The robo-adviser portfolios of Schwab retained client assets in the form of cash ranging between 6 and 29.4 percent, as revealed by the SEC, as a pre-set number. This, apparently, was done so that the affiliated bank of Schwab would be able to earn money on the free funds by lending them out. This is significant since the robo-adviser was advertised by Schwab as not having any advisory or hidden fees.
What was not disclosed by the advisers was that this cash allocation was likely to lower returns earned by clients in conditions where equities outperformed cash. The compromise in client earnings would approximately be the same as what levying advisory fees would result in.
What did Schwab Intelligent Portfolios’ disclosures say?
Between March 2015 and November 2018, the mandated disclosures for Schwab’s robo-adviser merely stated that the cash allocation in the portfolios was determined through a “disciplined portfolio construction methodology.” It further said that seeking “optimal return[s]” would be the goal of the robo-adviser.
According to the SEC, the portfolio’s cash component creating a drag on earnings for clients was demonstrated by Schwab’s internal data, even though their risk would not be proportionately reduced.
It has been alleged by the SEC that Schwab unjustly enriched themselves by keeping the difference between the interest they earned on the amount loaned out from the clients’ cash component, and what they paid to clients of the robo-advisers.
According to Gurbir S. Grewal, director of the SEC’s Division of Enforcement, “Schwab claimed that the amount of cash in its robo-adviser portfolios was decided by sophisticated economic algorithms meant to optimize its clients’ returns when in reality it was decided by how much money the company wanted to make.
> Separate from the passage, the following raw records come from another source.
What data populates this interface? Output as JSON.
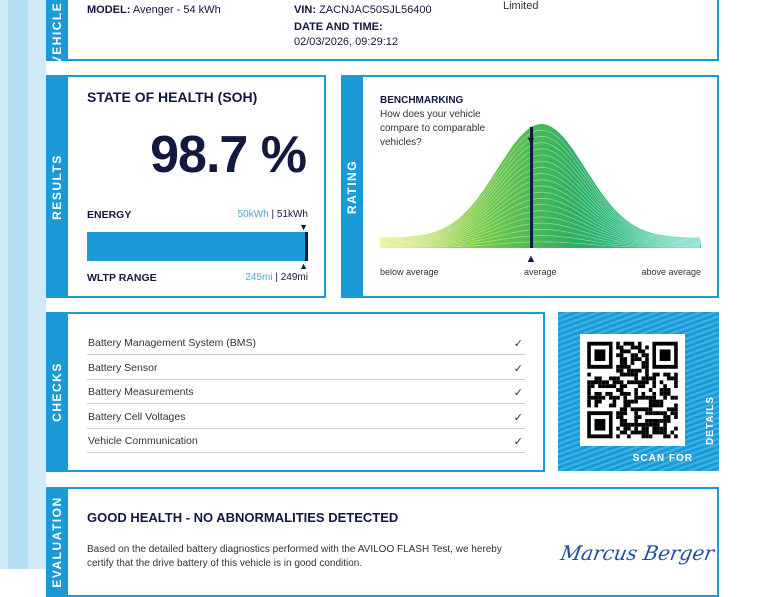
{
  "vehicle": {
    "tab": "VEHICLE",
    "model_label": "MODEL:",
    "model_value": "Avenger - 54 kWh",
    "vin_label": "VIN:",
    "vin_value": "ZACNJAC50SJL56400",
    "date_label": "DATE AND TIME:",
    "date_value": "02/03/2026, 09:29:12",
    "owner_fragment": "Limited"
  },
  "results": {
    "tab": "RESULTS",
    "title": "STATE OF HEALTH (SOH)",
    "soh": "98.7 %",
    "energy_label": "ENERGY",
    "energy_current": "50kWh",
    "energy_sep": " | ",
    "energy_nominal": "51kWh",
    "range_label": "WLTP RANGE",
    "range_current": "245mi",
    "range_nominal": "249mi",
    "bar_fill_percent": 98.7
  },
  "rating": {
    "tab": "RATING",
    "title": "BENCHMARKING",
    "question": "How does your vehicle compare to comparable vehicles?",
    "below": "below average",
    "average": "average",
    "above": "above average",
    "marker_position_fraction": 0.36
  },
  "checks": {
    "tab": "CHECKS",
    "items": [
      {
        "label": "Battery Management System (BMS)",
        "status": "✓"
      },
      {
        "label": "Battery Sensor",
        "status": "✓"
      },
      {
        "label": "Battery Measurements",
        "status": "✓"
      },
      {
        "label": "Battery Cell Voltages",
        "status": "✓"
      },
      {
        "label": "Vehicle Communication",
        "status": "✓"
      }
    ]
  },
  "qr": {
    "scan_for": "SCAN FOR",
    "details": "DETAILS"
  },
  "evaluation": {
    "tab": "EVALUATION",
    "title": "GOOD HEALTH - NO ABNORMALITIES DETECTED",
    "text_line1": "Based on the detailed battery diagnostics performed with the AVILOO FLASH Test, we hereby",
    "text_line2": "certify that the drive battery of this vehicle is in good condition.",
    "signature": "Marcus Berger"
  },
  "colors": {
    "accent": "#1a9ad6",
    "navy": "#12183f",
    "value_blue": "#4aa8d0"
  }
}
Schwab’s conduct was egregious and [the] action sends a clear message to advisers that they need to be transparent with clients about hidden fees and how such fees affect clients’ returns.”
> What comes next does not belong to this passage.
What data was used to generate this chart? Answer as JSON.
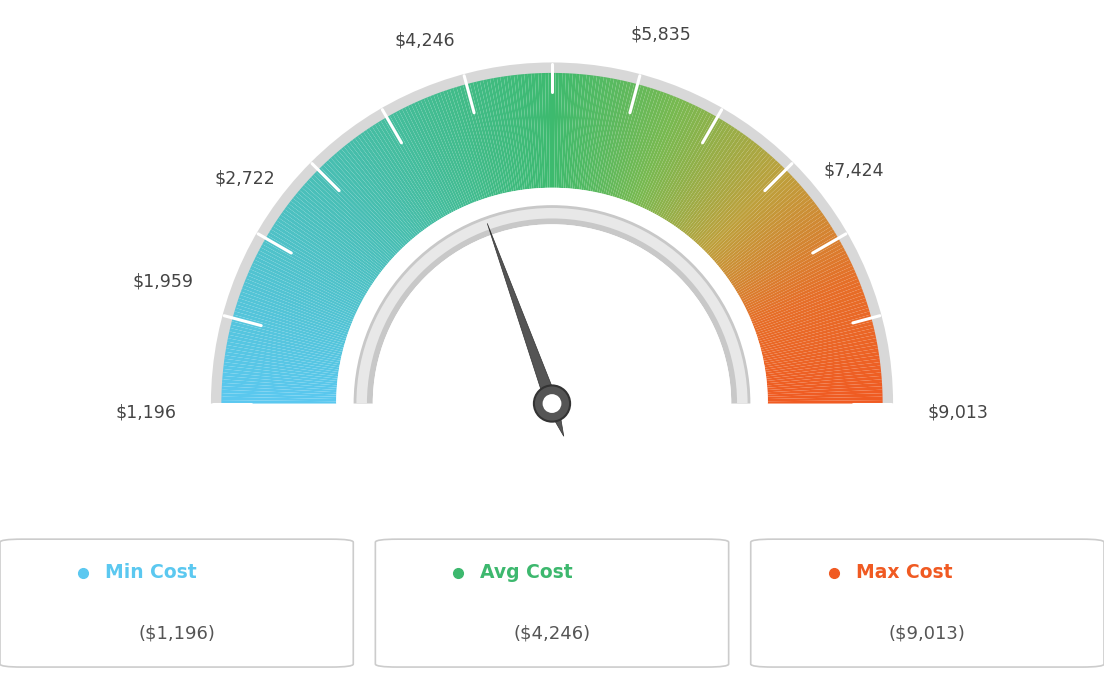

Without admitting or denying the SEC’s findings, Charles Schwab & Co. Inc., Charles Schwab Investment Advisory Inc., and Schwab Wealth Investment Advisory Inc., investment adviser subsidiaries of Schwab, agreed to a censure and a cease-and-desist order. They also agreed to cough up approximately $52 million in disgorgement and prejudgment interest, and a civil penalty amounting to $135 million.
Additionally, while agreeing to retain an independent consultant to review its policies and procedures relating to their robo-adviser’s disclosures, advertising, and marketing, Schwab also agreed to “cooperate fully” with the SEC.